Sampling with replacement means that after each successive item is selected for the sample, the item is “replaced” back into the population and may therefore be selected again. Example: Choose a sample of 5 digits by spinning a spinner and choosing the number where the pointer is directed.

Sampling without replacement means that after an item is selected for the sample it is removed from the population and therefore cannot be selected again.  Example: A hand of “five card stud” poker is dealt from an ordinary deck of playing cards. Typically, once a card is dealt it is not possible for that card to appear again until the deck is reshuffled and dealt again.

A entire population is divided into subpopulations called strata. Stratified sampling entails selecting a separate simple random sample from each of the strata.  Example: Teachers in a large urban school district are given tenure by subject. The sample is taken by choosing random samples from each of the tenure areas.

A entire population is divided into non- overlapping subgroups called clusters.

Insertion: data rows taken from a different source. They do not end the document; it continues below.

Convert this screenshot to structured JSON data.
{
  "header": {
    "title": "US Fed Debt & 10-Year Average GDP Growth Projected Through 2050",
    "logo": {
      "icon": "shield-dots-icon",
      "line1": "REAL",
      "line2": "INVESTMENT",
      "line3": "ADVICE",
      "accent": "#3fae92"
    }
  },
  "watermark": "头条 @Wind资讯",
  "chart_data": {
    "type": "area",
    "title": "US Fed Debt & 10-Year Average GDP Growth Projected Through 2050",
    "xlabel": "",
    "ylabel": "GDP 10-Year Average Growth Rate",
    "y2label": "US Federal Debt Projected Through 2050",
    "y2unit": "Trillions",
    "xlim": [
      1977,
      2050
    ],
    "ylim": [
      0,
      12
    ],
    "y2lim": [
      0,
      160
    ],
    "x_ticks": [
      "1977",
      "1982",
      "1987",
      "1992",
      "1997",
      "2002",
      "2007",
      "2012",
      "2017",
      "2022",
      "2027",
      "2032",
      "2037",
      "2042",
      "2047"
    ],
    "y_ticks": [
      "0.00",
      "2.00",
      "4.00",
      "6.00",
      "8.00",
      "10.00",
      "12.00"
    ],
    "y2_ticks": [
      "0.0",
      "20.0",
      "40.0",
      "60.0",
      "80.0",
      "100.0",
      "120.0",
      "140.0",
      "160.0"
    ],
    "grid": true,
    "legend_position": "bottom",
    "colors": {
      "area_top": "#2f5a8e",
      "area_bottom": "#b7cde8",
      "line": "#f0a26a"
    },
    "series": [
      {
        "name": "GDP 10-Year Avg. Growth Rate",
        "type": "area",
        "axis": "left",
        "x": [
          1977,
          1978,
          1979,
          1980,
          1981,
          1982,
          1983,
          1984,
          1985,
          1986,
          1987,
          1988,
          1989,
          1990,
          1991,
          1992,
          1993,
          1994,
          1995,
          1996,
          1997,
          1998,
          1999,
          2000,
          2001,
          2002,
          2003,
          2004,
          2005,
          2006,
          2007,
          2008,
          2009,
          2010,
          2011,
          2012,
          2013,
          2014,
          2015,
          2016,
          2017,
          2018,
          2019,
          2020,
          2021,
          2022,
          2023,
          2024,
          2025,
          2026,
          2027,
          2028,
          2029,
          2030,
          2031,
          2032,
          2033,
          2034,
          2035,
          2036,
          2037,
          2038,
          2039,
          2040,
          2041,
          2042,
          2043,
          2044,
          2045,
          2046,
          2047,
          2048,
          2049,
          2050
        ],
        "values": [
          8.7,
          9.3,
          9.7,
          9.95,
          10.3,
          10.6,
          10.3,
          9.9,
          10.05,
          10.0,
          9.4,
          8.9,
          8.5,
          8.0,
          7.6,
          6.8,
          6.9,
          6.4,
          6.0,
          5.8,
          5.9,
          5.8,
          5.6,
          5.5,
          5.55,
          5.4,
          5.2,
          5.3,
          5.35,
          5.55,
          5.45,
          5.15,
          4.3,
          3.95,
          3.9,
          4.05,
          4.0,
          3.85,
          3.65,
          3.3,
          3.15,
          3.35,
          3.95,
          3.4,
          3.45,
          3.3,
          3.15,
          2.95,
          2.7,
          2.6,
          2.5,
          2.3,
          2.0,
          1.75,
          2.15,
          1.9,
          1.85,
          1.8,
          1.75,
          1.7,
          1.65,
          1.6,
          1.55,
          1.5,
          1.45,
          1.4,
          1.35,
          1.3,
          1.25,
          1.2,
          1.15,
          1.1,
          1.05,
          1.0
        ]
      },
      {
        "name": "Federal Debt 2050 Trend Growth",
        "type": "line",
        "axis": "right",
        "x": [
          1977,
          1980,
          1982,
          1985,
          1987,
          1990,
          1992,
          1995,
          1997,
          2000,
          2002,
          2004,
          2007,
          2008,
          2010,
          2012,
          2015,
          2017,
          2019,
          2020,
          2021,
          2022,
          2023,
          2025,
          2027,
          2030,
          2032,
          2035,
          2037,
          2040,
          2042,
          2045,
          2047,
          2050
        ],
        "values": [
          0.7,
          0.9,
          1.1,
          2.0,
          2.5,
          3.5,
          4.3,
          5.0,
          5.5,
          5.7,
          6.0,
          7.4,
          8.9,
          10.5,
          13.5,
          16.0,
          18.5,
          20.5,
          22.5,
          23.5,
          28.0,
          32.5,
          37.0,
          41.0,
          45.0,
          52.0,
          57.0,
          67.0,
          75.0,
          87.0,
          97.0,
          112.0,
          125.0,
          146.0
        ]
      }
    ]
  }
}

Cluster sampling entails selecting clusters at random and all individuals in the selected clusters are included in the sample.  Example: In a large university, a professor wanting to find out about student attitudes randomly selects a number of classes to survey and he includes all the students in those classes.  Note: The ideal situation occurs when it is reasonable to assume that each cluster reflects the generally population. If that is not the case or when clusters are small, a large number of clusters must be selected to get a sample that reflects the population.

Systematic sampling is a procedure that can be employed when it is possible to view the population of interest as consisting of a list or some other sequential arrangement. A value k is specified (a number such as 25, 100, 2500…). The one of the first k individuals is selected at random, and then ever k th individual in the sequence is selected to be included in the sample.  Example: In a large university, a professor wanting to select a sample of students to determine the student’s age, might take the student directory (an alphabetical list) and randomly choose one of the first 100 students) and then take every 100 th student from that point on.

Convenience sampling is using and easily available or convenient group to form a sample.  Example: A “voluntary response sample” is often taken by television news programs. Viewers are encouraged to go to a website and “vote” yes or no on some issue. The commentator then would announce the results of the survey.  It is highly unlikely that the responses would be accurately representative of the opinion of the public at large.